Over 70 applicants have submitted requests to the Russian Academy of Sciences’ Biomedical Problems Institute since the end of July by volunteers willing to join the Mars- 500 experiment, Institute spokesman Mark Belakovsky told Inter-fax.

“The more than 70 volunteers, among them six women and a married couple, come from 17 countries,” Belakovsky said.

He said applications had been acknowledged from citizens of Australia, Argentina, Belarus, Bulgaria, Brazil, Belgium, Britain, India, Italy, Spain, Colombia, Mexico, Portugal, Russia, the United States, Ukraine and Estonia.

Stennis Space Center contracts announced

STENNIS, MS, United States (UPI) — Officials at NASA’s Stennis Space Center in Mississippi announced two agreement awards Wednesday.

Mississippi Space Services, situated at Stennis, received a one-year contract addition to provide ability operating services at the center. Stennis also exercised the first option on a six-year, cost-plus-award-fee agreement with Sverdrup Technology Inc., to support propulsion test operations at the center and at NASA`s Marshall Space Flight Center in Huntsville, Ala.

The one-year contract extension for Mississippi Space Services is valued at $61.6 million, and the agreement option for Sverdrup has an predictable value of $42.4 million.

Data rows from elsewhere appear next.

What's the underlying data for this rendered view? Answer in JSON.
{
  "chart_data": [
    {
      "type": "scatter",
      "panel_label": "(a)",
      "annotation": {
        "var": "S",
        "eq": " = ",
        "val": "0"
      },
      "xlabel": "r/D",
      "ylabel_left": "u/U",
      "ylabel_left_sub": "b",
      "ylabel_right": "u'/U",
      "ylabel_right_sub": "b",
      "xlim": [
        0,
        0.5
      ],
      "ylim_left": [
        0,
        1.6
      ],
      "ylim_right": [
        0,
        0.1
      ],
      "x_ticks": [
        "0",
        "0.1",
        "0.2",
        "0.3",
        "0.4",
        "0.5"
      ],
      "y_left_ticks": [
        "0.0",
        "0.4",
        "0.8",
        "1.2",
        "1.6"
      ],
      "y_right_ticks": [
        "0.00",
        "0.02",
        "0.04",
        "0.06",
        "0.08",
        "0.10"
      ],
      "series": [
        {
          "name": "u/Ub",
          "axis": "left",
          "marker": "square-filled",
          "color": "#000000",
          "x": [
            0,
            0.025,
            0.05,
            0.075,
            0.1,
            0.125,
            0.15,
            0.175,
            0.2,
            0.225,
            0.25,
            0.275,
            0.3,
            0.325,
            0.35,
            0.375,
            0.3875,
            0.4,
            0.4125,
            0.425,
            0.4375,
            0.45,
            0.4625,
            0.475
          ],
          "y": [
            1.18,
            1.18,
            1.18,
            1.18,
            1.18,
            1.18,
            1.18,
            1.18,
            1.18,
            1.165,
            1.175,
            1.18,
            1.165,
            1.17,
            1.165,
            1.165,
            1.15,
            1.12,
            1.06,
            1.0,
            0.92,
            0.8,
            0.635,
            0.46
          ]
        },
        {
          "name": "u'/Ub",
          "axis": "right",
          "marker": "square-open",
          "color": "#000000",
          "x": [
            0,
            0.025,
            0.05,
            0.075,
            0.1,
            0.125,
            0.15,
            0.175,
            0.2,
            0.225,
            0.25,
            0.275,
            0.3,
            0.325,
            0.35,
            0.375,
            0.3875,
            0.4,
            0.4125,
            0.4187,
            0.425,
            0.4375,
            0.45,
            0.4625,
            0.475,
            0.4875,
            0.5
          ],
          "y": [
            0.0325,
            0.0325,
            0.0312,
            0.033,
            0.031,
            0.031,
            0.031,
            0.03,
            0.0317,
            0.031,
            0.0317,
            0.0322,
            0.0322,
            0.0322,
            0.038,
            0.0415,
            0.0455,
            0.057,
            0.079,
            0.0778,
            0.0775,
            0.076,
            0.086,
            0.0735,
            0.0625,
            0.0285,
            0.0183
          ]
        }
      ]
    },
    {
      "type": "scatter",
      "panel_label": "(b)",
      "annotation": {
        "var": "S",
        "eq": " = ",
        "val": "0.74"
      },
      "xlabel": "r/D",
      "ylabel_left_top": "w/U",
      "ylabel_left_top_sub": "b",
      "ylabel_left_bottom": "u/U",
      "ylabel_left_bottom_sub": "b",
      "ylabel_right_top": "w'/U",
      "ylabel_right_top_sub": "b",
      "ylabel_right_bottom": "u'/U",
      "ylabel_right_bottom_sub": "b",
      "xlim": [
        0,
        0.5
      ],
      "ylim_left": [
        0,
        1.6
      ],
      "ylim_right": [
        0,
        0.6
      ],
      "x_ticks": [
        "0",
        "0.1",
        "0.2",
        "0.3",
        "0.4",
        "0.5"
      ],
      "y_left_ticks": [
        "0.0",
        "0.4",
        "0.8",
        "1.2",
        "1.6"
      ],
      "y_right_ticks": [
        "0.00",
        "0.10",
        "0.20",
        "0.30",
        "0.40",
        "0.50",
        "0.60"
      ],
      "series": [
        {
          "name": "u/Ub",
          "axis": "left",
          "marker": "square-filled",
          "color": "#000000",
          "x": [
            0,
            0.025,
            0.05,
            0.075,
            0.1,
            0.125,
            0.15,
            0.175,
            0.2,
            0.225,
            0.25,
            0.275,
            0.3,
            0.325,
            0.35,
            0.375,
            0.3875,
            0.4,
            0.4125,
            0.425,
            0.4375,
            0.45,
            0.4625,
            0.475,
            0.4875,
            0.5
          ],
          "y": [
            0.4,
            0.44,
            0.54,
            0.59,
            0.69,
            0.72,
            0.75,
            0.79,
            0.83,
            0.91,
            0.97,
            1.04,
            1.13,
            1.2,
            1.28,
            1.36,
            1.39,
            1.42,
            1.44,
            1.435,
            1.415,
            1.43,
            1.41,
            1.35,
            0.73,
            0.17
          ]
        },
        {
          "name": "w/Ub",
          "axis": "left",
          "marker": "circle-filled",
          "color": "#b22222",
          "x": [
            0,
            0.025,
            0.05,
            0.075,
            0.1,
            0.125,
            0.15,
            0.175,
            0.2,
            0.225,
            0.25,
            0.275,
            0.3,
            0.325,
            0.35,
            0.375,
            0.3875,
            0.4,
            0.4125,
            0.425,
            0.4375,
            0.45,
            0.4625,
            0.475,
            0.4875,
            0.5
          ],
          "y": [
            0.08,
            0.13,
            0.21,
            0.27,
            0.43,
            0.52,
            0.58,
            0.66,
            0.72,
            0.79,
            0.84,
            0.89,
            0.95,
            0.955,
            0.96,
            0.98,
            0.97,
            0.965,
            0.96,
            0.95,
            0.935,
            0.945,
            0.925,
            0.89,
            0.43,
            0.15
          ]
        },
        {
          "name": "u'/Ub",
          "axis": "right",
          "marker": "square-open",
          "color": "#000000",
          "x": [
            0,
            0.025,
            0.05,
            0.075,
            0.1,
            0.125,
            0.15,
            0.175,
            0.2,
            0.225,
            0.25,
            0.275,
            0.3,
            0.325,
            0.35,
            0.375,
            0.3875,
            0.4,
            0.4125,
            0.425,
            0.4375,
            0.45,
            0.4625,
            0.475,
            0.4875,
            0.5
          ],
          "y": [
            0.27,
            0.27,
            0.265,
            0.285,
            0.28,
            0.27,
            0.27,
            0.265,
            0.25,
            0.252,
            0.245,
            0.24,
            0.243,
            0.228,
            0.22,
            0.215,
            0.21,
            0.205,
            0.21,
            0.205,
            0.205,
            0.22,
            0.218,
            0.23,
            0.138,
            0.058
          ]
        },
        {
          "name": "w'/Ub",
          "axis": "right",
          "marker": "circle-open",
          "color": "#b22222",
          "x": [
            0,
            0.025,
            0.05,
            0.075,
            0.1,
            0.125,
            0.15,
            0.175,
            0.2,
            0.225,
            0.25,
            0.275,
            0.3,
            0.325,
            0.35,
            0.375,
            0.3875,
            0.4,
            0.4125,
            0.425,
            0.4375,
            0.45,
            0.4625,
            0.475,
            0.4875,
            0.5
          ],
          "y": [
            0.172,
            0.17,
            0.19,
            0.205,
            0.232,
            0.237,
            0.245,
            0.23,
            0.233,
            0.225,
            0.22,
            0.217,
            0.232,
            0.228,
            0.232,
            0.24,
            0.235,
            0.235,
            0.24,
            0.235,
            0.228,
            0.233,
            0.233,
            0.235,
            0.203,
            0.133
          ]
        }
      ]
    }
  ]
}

Space missions become more challenging

WASHINGTON, DC, United States (UPI) — NASA says it is about to board on a series of space flights as hard as any in history in order to complete the International Space Station.

‘The flights ahead will be the most complex and challenging we’ve ever carried out for construction of the International Space Station in orbit,’ said Mike Suffredini, NASA station program manager. ‘The station literally becomes a new spacecraft with each assembly mission, and that would be true starting this year with vivid changes in its cooling and power systems, habitable volume, operation capability as well as its appearance.’